The Sarah Cracknell out of Saint Etienne story

The Sarah Cracknell out of Saint Etienne story

Following my recent post about Jimmmy Hill's pecker, I feel I should even things up with the time I saw a pop star's front bottom under exceptionally trying circumstances. It's only fair.

You don't turn down a freebie to Reading Festival, especially if it involves a backstage pass, allowing you to ignore all sorts of self-important people.

Every now and then, the rich and famous would emerge from their champagne-flavoured cocoon to go and see their mates play on the main stage. This involved negotiating a rather small gate "manned", for the want of a better word, by a pair of extremely hairy bouncers, whose sole mission in life was to ensure that the great unwashed remained on the right side of the fence.

I forget which band was on stage, but a large number of celebrities felt the need to get round the front and frug away like mad, drug-addled dervishes to the vogueish young sounds that make today's youth do the hippy-hippy shake. Or something.

Suddenly, the heavens opened and there followed a rainstorm of biblical proportions.
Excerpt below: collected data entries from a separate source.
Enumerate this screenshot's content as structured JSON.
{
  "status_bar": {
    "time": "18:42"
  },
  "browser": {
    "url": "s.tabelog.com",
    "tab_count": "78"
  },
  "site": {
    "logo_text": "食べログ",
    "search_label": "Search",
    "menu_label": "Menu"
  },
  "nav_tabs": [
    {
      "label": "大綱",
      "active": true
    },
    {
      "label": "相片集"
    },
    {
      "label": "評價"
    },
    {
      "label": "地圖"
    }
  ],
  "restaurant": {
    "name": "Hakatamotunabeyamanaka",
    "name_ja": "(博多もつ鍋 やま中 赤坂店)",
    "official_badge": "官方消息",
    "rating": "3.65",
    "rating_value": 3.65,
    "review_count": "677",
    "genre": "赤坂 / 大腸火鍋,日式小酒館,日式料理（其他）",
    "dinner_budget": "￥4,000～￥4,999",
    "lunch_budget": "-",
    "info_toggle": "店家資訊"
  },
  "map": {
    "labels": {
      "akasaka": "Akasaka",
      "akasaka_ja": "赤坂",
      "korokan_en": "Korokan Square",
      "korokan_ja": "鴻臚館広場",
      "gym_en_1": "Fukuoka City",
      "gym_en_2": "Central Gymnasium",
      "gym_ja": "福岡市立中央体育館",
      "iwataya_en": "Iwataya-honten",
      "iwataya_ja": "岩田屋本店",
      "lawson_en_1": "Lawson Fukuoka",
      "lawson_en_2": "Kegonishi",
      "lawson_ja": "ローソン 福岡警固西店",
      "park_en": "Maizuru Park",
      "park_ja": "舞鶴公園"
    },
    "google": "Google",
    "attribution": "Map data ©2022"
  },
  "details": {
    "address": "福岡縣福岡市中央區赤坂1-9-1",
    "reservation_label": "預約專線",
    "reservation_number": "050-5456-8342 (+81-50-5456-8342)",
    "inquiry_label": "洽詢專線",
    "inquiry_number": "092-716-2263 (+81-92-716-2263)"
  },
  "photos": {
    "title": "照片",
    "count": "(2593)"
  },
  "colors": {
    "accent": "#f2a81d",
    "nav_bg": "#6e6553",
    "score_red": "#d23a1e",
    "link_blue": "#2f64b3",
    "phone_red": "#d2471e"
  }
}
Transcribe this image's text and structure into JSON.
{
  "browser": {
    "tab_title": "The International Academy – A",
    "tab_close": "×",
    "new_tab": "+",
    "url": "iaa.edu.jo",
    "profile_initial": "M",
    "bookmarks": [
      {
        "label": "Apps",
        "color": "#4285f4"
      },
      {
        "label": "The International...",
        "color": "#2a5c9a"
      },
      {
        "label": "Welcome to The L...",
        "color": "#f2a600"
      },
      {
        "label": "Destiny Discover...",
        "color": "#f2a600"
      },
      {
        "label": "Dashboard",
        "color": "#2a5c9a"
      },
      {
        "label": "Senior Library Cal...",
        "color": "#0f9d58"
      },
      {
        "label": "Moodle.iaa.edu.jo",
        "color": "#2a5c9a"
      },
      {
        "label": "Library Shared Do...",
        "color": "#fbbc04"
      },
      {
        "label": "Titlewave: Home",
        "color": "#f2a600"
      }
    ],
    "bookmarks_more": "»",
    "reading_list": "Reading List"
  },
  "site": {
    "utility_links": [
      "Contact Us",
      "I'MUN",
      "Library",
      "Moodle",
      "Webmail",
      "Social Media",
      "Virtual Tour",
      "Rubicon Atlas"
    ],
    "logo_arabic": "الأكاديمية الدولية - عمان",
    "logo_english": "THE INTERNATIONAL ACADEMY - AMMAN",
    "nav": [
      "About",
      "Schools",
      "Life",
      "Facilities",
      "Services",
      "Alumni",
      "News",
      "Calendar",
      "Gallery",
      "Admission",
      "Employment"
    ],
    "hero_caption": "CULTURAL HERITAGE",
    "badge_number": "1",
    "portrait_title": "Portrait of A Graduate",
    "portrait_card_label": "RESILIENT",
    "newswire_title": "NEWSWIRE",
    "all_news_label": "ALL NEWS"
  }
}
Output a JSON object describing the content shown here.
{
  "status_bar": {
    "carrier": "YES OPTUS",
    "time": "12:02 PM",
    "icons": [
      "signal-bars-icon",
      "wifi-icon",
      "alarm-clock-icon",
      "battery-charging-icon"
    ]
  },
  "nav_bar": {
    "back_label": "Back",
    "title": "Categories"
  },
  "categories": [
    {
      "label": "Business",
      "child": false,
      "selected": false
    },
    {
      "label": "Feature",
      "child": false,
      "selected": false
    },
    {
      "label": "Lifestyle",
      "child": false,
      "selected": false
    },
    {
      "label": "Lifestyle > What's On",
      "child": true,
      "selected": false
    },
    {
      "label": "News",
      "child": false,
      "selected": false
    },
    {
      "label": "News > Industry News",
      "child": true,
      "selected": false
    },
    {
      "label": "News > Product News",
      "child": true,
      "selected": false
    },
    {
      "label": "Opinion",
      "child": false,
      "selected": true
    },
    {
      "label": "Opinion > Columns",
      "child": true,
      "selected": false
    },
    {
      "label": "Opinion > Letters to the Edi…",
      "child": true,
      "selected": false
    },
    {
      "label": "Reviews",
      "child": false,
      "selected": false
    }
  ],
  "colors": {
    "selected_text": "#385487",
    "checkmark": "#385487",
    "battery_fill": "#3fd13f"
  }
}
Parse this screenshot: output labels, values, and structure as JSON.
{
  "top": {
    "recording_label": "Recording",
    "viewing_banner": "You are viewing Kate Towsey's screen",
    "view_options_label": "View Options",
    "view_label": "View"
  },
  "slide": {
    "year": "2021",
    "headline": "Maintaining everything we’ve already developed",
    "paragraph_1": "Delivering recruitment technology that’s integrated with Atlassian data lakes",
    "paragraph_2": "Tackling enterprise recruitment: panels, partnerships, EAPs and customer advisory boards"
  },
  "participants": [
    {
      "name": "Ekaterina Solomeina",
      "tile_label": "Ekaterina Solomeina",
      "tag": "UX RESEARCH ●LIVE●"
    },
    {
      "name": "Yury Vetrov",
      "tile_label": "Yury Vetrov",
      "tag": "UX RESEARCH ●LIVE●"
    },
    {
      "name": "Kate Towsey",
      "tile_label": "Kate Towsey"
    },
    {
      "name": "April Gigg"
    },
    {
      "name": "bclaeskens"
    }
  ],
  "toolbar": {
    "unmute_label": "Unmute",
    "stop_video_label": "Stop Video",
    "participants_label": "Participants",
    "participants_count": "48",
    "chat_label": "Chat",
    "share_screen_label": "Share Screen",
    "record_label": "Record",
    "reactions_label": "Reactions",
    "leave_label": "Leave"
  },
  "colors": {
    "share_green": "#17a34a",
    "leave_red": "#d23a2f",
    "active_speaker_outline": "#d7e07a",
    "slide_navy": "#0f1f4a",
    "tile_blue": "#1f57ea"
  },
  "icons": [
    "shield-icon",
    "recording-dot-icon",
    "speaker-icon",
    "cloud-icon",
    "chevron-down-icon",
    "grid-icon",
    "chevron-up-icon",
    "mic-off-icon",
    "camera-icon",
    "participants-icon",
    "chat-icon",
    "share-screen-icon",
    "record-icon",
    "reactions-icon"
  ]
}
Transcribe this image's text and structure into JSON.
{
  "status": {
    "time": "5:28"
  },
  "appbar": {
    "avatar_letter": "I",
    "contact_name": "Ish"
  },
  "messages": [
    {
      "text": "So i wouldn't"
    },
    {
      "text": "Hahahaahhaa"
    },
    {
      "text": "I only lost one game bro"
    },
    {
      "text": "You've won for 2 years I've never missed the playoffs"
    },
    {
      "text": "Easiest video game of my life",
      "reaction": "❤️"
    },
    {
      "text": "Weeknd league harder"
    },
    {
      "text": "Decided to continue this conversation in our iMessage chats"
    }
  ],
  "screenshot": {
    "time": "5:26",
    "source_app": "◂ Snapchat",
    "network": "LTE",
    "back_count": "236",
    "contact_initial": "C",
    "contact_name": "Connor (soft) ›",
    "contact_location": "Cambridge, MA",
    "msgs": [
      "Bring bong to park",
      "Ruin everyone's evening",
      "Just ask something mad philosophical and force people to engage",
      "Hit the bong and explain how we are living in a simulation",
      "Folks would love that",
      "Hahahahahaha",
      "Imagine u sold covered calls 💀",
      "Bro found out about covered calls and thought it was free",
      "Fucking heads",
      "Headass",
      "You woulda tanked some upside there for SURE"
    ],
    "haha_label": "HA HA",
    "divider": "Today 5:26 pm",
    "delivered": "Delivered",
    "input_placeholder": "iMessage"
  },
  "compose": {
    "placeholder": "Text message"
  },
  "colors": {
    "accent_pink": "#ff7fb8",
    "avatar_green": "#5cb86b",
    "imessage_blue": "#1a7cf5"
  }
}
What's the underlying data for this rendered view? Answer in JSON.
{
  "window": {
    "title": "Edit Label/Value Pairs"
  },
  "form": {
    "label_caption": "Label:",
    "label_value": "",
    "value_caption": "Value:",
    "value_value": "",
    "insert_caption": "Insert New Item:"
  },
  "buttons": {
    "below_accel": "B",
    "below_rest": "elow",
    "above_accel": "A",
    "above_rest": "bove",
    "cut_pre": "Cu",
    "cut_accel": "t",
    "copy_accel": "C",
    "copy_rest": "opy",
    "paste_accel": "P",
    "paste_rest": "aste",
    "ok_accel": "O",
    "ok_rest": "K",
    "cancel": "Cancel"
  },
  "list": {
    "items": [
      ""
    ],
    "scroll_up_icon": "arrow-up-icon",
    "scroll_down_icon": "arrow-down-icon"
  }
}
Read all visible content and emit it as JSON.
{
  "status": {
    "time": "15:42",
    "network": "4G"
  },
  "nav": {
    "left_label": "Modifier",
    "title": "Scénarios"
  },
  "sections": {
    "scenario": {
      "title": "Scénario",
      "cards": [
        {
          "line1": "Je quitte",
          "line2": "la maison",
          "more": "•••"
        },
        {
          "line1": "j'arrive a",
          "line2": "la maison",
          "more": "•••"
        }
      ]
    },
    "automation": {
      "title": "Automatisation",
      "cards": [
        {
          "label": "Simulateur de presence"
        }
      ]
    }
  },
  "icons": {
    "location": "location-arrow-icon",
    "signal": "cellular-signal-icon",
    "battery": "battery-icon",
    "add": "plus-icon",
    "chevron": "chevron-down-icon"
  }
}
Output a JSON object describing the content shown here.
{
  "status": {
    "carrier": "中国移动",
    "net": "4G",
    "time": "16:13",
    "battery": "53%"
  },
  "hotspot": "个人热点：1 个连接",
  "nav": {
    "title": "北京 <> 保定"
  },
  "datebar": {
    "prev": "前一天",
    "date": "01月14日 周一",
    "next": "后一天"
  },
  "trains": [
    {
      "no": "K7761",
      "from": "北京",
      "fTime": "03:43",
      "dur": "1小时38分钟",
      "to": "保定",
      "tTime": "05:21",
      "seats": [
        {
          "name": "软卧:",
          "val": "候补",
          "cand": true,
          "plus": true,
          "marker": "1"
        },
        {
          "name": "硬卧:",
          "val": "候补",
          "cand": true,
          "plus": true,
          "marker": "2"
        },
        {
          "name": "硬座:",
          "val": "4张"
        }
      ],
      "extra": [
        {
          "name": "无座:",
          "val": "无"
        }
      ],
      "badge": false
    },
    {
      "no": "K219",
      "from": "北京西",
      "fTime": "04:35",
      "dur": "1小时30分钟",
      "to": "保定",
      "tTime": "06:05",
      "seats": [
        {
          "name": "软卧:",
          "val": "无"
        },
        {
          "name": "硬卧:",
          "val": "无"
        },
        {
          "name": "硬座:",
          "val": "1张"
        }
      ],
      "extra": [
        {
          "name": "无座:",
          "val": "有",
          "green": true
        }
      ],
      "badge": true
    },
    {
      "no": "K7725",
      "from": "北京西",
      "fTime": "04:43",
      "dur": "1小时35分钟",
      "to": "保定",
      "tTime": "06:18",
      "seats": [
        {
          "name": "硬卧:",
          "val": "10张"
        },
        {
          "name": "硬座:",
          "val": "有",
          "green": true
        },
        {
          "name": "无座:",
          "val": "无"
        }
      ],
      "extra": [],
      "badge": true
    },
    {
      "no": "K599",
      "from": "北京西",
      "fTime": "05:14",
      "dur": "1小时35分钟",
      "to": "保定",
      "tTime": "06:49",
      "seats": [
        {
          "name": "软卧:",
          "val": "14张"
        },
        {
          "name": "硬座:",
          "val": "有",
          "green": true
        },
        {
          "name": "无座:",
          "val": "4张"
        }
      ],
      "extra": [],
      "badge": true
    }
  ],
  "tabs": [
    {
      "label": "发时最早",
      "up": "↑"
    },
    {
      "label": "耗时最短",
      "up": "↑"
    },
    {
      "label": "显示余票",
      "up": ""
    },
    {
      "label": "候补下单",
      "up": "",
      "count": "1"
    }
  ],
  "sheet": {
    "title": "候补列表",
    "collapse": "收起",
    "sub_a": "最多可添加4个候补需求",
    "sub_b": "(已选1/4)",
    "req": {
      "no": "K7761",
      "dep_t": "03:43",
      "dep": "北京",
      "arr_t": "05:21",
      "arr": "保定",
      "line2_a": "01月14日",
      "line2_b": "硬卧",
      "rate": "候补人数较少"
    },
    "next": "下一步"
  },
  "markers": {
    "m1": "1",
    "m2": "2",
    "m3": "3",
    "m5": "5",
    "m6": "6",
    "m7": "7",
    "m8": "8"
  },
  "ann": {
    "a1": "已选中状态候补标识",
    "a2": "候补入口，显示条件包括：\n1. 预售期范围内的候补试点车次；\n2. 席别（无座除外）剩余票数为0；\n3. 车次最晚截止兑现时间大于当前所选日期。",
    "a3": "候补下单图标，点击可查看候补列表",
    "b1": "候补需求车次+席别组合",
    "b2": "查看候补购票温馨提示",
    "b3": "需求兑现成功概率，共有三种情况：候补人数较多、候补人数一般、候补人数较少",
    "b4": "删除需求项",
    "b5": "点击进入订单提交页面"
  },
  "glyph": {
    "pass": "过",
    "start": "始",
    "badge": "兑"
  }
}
These may have been hip young sounds, but the massed celebs weren't going to get their 501s wet if they could help it. Oh no, there was a lovely, dry VIP area backstage with all the marijuana they could eat.

Cue massed scramble for the tiny gate, where the gorillas slowly checked each and every VIP pass to cries of "Don't you know who I am?"

It was at that point that much of the talent had had enough and started to scale the ten foot fence that separated the plebs from the world of celebrity. There was an unseemly scramble as the rain pelted down on muddy VIPs, presenting a scene that would not be out of place on Takeshi's Castle.

Someone pointed out to me what could only be the delightful singer of the popular beat combo Saint Etienne scaling the fence in an energetic fashion, wearing a mini dress which left absolutely nothing to the imagination.

She had obviously either got dressed in a hurry that morning, or had forgotten to pack any underwear for the weekend. She could have caught her death.

Any road up, teetering on top of a ten foot high fence revealing your parts to the world is hardly the height of sophistication.

Mmmm.... Brazilian.....

With a final heave, she and her initimate particles disappeared from view to a large cheer from the spectating hundreds.

Yes, dear reader, I can honestly say that I have seen Sarah Cracknell's crack, and I shall go to hell for it.